One of the Lives
How much of what goes on in our lives do we choose, and how much is chosen for us? This is another question that hangs in the background of "One of the Lives." The speaker seems to be suggesting that fate is more important than free will. All of these trivial things—what the speaker writes on his college exam, the job his father takes, the death of a soldier he doesn't even know—work together to bring our speaker to where he is now. Sick. On a cot. In a farmhouse. Good times. What's more, he didn't have any say in most of the things he reports to us—they just happened, they were fated to be. All these small details (and an infinite number of others not mentioned) came together to put the speaker where he is at this moment: staring out the window and listening to plums dropping from their branches. Talking about it all "falling" into place (sorry, we couldn't resist).
Questions About Fate and Free Will
- Which is more important in determining our lives according to this poem, fate or free will? Why do you think so?

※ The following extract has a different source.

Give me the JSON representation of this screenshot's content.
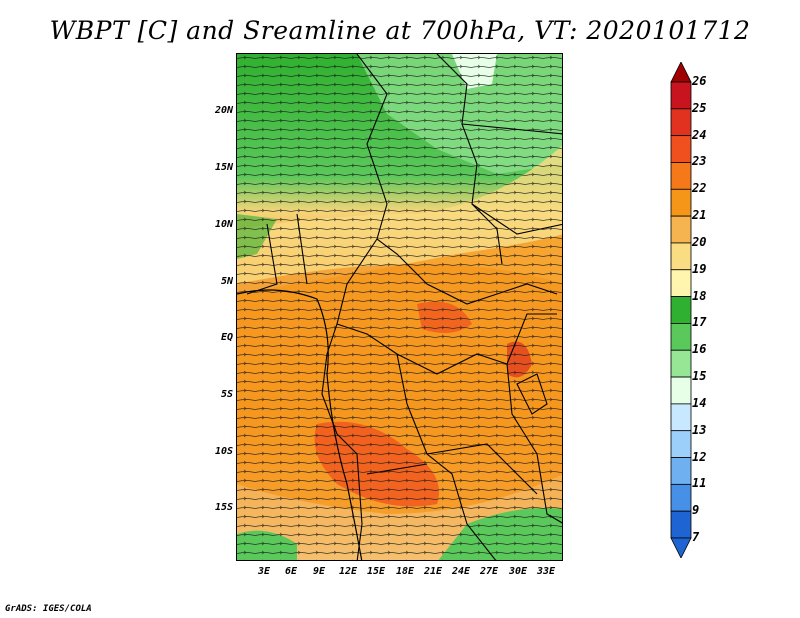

- Do you think the speaker feels he has any control over his own life? Is he merely a passive victim of fate?
- Despite the fact that most of the poem takes place in the past, there are a few key free-will moments here. Can you identify them?
Chew on This
According to this poem, life is just a happy accident (high five!) brought about by a bunch of small and unrelated events.
According to this poem, life is a brought about by a series of choices people make (no pressure or anything). Fate doesn't have much to do with it at all.